Think of Lily We Need To Talk Now as the shared cinematic universe of all of Konigsberg’s musical endeavors over the past few years, knit together by that sing-in-the-shower pop immediacy she always covets. “That’s The Way I Like It” glistens up that first-thought-best-thought muscle Konigsberg has been avidly developing as a member of Palberta. “Alone” stems from many of the Arthur Russell-esque revisionism of Lily & Horn Horse; the way the song’s slinky disco beat stops halfway and dissolves into a woozy, brass-soaked trance is understatedly moving and gorgeous. The song would have probably ended right there if this was a Horn Horse record, but the beats picks right up again with an added jolt.
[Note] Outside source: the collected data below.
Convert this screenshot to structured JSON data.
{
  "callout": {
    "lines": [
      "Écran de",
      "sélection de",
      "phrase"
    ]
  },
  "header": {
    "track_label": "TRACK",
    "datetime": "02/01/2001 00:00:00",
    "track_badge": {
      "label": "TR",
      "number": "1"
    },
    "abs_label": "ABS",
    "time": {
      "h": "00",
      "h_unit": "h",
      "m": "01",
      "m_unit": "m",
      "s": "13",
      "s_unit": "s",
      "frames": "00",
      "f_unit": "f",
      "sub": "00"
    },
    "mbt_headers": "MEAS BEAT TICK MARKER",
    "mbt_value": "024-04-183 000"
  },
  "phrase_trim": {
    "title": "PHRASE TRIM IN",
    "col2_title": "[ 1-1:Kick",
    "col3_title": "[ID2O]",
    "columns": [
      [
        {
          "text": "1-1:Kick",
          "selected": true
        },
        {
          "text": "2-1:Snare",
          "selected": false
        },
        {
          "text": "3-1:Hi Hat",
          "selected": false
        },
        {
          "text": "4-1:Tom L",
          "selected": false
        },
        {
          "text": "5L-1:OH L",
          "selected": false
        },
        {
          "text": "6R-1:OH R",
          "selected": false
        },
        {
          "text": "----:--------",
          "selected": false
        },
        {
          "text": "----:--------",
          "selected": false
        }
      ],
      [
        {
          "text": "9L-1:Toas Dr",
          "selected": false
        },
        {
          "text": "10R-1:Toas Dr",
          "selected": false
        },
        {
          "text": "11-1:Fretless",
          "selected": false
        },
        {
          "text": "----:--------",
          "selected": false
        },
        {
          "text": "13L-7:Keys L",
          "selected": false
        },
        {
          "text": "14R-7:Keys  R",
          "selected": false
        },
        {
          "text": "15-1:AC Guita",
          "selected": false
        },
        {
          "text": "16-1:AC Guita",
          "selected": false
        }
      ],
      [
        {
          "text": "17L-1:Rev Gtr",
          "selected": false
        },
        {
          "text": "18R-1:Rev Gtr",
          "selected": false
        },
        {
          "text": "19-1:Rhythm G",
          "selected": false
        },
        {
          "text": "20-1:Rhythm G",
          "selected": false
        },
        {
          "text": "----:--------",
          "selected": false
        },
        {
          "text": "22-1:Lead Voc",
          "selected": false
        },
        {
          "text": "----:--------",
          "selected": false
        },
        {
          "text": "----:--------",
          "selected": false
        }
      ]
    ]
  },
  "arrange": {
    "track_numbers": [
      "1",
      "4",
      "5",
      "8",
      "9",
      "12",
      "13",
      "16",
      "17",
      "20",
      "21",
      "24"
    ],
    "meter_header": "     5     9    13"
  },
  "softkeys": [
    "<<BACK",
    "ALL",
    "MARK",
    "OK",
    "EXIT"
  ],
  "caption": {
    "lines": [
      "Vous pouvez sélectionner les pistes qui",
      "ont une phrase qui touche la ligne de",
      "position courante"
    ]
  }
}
“Roses, Again” is a saccharine, almost classical-sounding pop song with deceptive chord changes, fully leaning into her whip-smart chops as a songwriter. It’s so cliché to say that an artist has come full circle in their craft, or ‘maturing’, for lack of a better word. Lily We Need To Talk Now captures an artist telling herself that her creative instincts are righteous in their lack of convention or linear design, especially if you have the right collaborators to entrust those instincts with. Even if this is her most ‘focused’ release yet, the lingering thought after the snappy 24 minutes of Lily We Need To Talk Now is the abundance of upside she still has left to explore. Though, to her credit, Lily Konigsberg has been doing that every time.